L’employeur invoquait en défense que la très grande superficie des lieux, combinée avec des ressources humaines limitées, ne lui permettait pas d’assurer une surveillance constante. Loin de la considérer comme une excuse légitime, le tribunal y voit plutôt une indication que la situation a été tolérée par l’employeur. D’abondant, une politique relative à l’usage du tabac adoptée en 1987 et demeurée inchangée depuis a également été considérée comme un facteur incriminant pour l’employeur.

Indiquant qu’un employeur « ne doit pas se limiter à donner des directives à ses employés, mais doit s’assurer qu’elles sont suivies », la défense de diligence raisonnable est rejetée et l’amende de 400 $ est confirmée.

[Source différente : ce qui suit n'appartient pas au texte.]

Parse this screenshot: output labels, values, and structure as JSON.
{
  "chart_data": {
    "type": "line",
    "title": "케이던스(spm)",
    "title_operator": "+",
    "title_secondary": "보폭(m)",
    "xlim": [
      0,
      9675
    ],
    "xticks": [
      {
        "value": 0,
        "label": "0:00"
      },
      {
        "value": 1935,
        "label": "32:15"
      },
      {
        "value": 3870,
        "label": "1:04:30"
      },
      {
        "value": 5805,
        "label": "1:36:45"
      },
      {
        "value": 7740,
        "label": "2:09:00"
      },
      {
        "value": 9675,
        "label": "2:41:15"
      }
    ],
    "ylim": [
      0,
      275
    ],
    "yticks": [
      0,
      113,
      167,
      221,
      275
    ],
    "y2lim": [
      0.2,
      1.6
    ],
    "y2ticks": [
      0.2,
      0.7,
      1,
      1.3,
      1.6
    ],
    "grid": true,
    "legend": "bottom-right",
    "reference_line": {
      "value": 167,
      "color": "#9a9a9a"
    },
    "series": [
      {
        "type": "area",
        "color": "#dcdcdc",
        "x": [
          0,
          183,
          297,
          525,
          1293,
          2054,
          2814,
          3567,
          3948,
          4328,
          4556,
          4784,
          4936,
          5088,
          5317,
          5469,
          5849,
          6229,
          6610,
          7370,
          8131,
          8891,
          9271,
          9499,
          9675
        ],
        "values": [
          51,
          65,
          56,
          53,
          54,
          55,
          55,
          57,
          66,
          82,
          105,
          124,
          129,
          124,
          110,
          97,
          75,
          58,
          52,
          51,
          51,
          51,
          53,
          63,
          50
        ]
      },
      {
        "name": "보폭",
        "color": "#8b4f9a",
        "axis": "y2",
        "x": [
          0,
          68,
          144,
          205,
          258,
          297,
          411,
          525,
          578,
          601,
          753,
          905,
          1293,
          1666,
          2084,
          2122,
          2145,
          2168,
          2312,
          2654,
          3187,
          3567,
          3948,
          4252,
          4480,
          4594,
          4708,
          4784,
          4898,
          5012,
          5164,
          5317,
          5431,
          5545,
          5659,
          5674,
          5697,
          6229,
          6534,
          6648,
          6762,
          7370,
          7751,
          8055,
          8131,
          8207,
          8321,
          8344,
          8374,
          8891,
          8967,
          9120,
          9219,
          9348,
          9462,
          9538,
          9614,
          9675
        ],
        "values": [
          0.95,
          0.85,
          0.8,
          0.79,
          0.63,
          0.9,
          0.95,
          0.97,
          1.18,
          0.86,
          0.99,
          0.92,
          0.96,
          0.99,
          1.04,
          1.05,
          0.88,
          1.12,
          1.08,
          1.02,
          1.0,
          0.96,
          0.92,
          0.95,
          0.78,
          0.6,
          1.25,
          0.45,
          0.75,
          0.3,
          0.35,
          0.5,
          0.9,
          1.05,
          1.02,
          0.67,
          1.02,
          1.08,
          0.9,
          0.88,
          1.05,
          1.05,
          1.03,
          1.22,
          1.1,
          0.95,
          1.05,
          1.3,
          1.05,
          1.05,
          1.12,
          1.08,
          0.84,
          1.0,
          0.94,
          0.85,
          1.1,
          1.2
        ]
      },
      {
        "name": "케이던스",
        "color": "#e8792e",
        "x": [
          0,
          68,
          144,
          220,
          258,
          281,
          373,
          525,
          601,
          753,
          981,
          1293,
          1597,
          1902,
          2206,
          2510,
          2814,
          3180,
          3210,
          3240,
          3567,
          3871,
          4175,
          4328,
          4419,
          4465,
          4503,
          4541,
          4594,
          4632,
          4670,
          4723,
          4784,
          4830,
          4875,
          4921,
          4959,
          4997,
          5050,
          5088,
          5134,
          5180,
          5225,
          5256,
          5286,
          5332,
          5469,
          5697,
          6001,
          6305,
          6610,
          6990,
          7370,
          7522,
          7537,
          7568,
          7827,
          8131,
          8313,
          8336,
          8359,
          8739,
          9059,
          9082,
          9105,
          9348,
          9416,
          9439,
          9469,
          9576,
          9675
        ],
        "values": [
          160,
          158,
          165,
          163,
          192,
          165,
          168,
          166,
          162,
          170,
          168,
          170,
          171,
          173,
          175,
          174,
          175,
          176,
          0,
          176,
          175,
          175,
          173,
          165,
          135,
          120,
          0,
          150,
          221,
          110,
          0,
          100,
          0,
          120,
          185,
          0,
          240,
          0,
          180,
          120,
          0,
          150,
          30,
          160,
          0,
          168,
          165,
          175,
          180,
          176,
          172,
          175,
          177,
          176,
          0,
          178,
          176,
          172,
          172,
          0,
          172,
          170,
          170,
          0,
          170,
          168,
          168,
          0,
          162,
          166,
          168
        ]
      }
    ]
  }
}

Malgré la relative clémence de la sanction, cette décision indique que l’employeur devra demeurer très vigilant et prendre les moyens nécessaires pour s’assurer que les règles édictées dans le cadre de la Loi sur le tabac soient respectées intégralement par toutes les personnes sous son toit… ou dans les quelques mètres de celui-ci. Pour un employeur, l’amende pour une première offense est de 400 $ à 4 000 $ alors qu’elle peut atteindre 10 000 $ en cas de récidive.

Bref, pour que cette épée de Damoclès se dissipe en fumée, une politique sur le tabac actualisée, une surveillance stricte et rigoureuse, de même que l’application de sanctions en cas de contravention au règlement sont plus que jamais essentielles à l’intérieur de toute organisation.